Christine Lagarde “hopes” for an agreement on the Stability Pact before the end of December

The President of the European Central Bank (ECB) Christine Lagarde said on Monday that she hoped for an agreement between the States of the European Union on the reform of budgetary rules before the end of the year, on the menu of discussions this week between the Ministers of Finance .

“This test should, I hope, be successfully passed before the end of December,” said the French leader on Monday, speaking in Paris before the Academy of Moral and Political Sciences.

“Failing to pass this test, that is to say failing to find ways of this budgetary governance, we will fall back on the old Stability and Growth Pact,” continued Ms. Lagarde who spoke from the French capital but by videoconference, after contracting Covid-19 during the weekend.

Suspended for two years, the rules of the Stability Pact consist of states theoretically limiting the public administration deficit to 3% of the national gross domestic product (GDP) and the debt to 60% of GDP. In practice, it did not prevent the explosion of debt, while slowing investment and growth after the financial crisis of 2008.

EU member countries therefore agree that the old rules of the Pact, which date back to the end of the 1990s, are obsolete, too complex and ineffective.

“Everyone agrees” that the old Stability Pact “is not appropriate to current circumstances and that it does not meet the needs of States,” Christine Lagarde insisted on Monday.

The objective for the 27 is to agree on rules more adapted to the particular situation of each country, to set budgetary trajectories that are both more realistic and better respected in order to avoid a return to the old rules from 2024.

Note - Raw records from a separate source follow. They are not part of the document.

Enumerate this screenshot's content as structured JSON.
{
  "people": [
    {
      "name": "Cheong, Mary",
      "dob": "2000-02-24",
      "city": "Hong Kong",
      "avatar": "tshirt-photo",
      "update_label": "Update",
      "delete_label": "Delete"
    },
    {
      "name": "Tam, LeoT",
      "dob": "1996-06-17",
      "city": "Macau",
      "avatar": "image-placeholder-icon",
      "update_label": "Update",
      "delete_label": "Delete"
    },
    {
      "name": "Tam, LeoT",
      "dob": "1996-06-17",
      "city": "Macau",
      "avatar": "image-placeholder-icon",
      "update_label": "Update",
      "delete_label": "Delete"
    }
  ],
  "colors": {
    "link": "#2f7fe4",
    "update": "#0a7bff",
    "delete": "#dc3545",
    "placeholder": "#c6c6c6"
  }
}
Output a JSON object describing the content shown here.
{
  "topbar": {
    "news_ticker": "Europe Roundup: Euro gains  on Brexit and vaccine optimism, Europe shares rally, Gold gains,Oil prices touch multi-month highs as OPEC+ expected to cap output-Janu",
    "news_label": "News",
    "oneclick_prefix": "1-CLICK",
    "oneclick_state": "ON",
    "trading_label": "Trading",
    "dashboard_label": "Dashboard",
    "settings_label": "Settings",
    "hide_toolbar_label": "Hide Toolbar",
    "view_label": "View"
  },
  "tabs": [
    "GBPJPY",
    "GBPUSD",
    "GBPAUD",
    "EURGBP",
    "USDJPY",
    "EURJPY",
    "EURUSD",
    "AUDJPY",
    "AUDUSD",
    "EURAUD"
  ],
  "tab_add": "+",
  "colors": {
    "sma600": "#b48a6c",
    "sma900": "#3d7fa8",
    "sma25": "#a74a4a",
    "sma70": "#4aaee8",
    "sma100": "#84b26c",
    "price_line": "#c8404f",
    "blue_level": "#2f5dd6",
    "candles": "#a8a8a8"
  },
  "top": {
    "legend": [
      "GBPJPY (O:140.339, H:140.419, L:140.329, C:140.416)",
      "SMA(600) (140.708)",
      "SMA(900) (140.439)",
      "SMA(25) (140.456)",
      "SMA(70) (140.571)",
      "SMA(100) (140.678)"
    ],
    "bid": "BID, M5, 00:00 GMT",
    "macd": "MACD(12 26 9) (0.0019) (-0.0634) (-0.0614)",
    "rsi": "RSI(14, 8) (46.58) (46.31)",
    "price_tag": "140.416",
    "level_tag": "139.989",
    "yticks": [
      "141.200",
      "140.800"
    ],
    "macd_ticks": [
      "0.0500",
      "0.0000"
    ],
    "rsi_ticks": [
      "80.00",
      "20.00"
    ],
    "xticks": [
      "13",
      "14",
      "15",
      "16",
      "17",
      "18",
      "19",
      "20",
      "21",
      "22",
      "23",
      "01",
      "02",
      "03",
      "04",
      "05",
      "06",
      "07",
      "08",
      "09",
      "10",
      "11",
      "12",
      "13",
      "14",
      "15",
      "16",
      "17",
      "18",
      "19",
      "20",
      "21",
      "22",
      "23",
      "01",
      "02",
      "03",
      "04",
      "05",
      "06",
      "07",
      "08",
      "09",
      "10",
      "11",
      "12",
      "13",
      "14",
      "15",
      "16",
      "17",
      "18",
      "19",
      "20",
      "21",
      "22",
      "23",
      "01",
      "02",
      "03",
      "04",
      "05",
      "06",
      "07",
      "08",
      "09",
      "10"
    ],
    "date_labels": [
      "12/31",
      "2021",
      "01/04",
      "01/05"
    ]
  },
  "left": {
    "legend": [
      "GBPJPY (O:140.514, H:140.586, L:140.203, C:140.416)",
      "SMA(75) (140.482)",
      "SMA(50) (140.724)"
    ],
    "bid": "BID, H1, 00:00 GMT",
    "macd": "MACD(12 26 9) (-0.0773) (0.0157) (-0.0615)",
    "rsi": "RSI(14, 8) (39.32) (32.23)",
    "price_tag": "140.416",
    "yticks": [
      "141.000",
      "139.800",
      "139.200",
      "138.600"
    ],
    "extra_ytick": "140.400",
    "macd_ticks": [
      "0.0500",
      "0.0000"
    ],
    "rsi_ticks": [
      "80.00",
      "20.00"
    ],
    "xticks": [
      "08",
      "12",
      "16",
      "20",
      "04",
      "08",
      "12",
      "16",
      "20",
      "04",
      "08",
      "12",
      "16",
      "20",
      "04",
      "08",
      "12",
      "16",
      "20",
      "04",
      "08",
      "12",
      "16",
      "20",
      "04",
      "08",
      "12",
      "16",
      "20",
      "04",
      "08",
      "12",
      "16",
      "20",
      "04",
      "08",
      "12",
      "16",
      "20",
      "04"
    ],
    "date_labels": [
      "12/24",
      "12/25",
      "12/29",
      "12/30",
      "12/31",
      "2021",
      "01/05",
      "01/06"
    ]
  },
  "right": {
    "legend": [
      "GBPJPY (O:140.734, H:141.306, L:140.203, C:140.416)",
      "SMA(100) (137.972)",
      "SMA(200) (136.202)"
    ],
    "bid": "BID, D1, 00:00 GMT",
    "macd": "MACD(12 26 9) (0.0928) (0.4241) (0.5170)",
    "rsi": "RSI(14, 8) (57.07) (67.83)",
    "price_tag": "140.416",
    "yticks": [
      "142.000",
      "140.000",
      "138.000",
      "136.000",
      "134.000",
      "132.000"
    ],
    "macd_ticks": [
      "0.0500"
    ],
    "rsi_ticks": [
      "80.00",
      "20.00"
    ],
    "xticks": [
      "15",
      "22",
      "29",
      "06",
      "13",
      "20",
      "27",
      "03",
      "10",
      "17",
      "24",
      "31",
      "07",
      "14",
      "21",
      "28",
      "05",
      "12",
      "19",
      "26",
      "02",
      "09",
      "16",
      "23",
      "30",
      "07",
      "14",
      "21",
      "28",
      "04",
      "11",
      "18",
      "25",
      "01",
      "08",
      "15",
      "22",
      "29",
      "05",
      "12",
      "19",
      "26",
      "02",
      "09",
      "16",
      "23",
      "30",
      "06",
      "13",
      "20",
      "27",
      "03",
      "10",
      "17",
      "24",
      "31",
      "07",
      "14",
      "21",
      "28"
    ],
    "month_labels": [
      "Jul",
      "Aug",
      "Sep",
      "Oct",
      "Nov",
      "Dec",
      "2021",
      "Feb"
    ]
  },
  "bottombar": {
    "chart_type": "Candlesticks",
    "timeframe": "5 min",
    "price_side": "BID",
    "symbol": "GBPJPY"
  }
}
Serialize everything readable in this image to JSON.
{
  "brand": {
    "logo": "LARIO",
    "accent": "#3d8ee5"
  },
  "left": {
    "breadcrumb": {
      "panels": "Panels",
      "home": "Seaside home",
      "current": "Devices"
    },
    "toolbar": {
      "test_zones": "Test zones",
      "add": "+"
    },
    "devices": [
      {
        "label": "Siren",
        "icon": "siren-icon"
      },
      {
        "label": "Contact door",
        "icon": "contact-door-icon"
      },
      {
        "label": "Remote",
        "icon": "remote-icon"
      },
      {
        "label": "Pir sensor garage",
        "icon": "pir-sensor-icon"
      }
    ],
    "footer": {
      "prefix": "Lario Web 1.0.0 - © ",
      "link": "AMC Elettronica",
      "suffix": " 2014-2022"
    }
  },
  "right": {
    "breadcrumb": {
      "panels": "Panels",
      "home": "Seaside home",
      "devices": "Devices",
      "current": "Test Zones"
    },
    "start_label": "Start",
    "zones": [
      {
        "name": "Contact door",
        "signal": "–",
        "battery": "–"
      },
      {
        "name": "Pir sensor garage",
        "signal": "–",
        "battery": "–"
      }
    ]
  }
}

It is also about finding the right balance between spending reduction and room for maneuver for priority investments in the green transition and rearmament against the backdrop of the war in Ukraine.

This is the meaning of the proposal put on the table in April by the European Commission and on which European Finance Ministers must try this week to find an agreement.

This proposal takes up the emblematic thresholds of 3% and 60% of GDP. But, to the Member States which exceed them, it grants more room for maneuver to get back on track.